It turns out there were plenty of buyers of 10-year Treasuries at a 3% yield. Well, 2.996%, to be exact.
The inability to break through that key psychological level makes all the difference to Morgan Stanley on calling the next move in the world's biggest bond market.
The latest failure to breach 3%, should it last, portends a rally back to 2.7%, according to strategists led by Matthew Hornbach. Of course, it's not too late for the selloff to intensify, and the yield could reach 3.25% once past the 3% hurdle, they said. Ten-year Treasuries traded at a 2.97% yield at about 3 p.m. in New York.
"A lot of investors that we speak with, when I ask them 'Where would you want to enter the market and start to buy Treasuries?' you're typically hearing numbers like 3% on the 10-year, 3.25% on the 30-year," Hornbach, global head of interest-rate strategy at Morgan Stanley, said in an interview at Bloomberg's New York headquarters. Because those are such "common numbers," they can drive momentum up or down, he said.
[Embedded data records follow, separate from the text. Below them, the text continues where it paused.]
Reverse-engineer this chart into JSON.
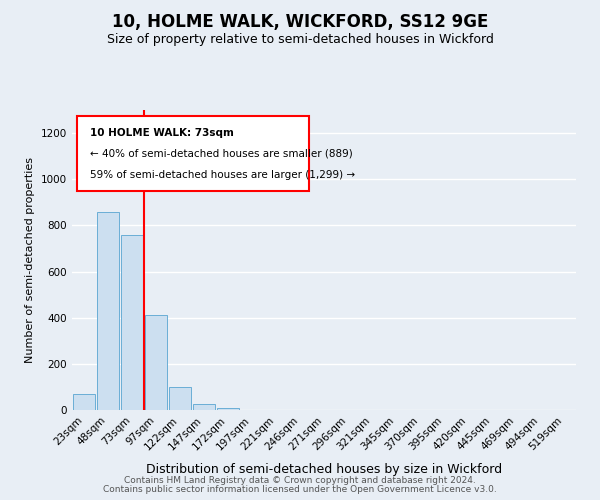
{
  "title": "10, HOLME WALK, WICKFORD, SS12 9GE",
  "subtitle": "Size of property relative to semi-detached houses in Wickford",
  "xlabel": "Distribution of semi-detached houses by size in Wickford",
  "ylabel": "Number of semi-detached properties",
  "categories": [
    "23sqm",
    "48sqm",
    "73sqm",
    "97sqm",
    "122sqm",
    "147sqm",
    "172sqm",
    "197sqm",
    "221sqm",
    "246sqm",
    "271sqm",
    "296sqm",
    "321sqm",
    "345sqm",
    "370sqm",
    "395sqm",
    "420sqm",
    "445sqm",
    "469sqm",
    "494sqm",
    "519sqm"
  ],
  "values": [
    70,
    860,
    760,
    410,
    100,
    28,
    10,
    2,
    0,
    0,
    0,
    0,
    0,
    0,
    0,
    0,
    0,
    0,
    0,
    0,
    0
  ],
  "bar_color": "#ccdff0",
  "bar_edge_color": "#6aaed6",
  "annotation_box_text": [
    "10 HOLME WALK: 73sqm",
    "← 40% of semi-detached houses are smaller (889)",
    "59% of semi-detached houses are larger (1,299) →"
  ],
  "ylim": [
    0,
    1300
  ],
  "yticks": [
    0,
    200,
    400,
    600,
    800,
    1000,
    1200
  ],
  "background_color": "#e8eef5",
  "plot_bg_color": "#e8eef5",
  "grid_color": "#ffffff",
  "footer_line1": "Contains HM Land Registry data © Crown copyright and database right 2024.",
  "footer_line2": "Contains public sector information licensed under the Open Government Licence v3.0.",
  "title_fontsize": 12,
  "subtitle_fontsize": 9,
  "xlabel_fontsize": 9,
  "ylabel_fontsize": 8,
  "tick_fontsize": 7.5,
  "footer_fontsize": 6.5
}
Fixed-income fund managers have been focused on the 3% level to gauge whether the three-decade bull market in bonds is at an end, and to assess how much a glut of supply from the U.S. Treasury will weigh on investors.
Jeffrey Gundlach, chief investment officer of DoubleLine Capital, said Monday on CNBC that the 10-year note closing above 3% could accelerate a move higher in yields. He also cited 3.22% as critical for 30-year bonds, which aligns with the maturity's highest closing yield this year.
A lot of investors are positioned against Treasuries, in part because the U.S. is borrowing so much at its auctions each month at the same time the Federal Reserve is tapering its holdings, he said.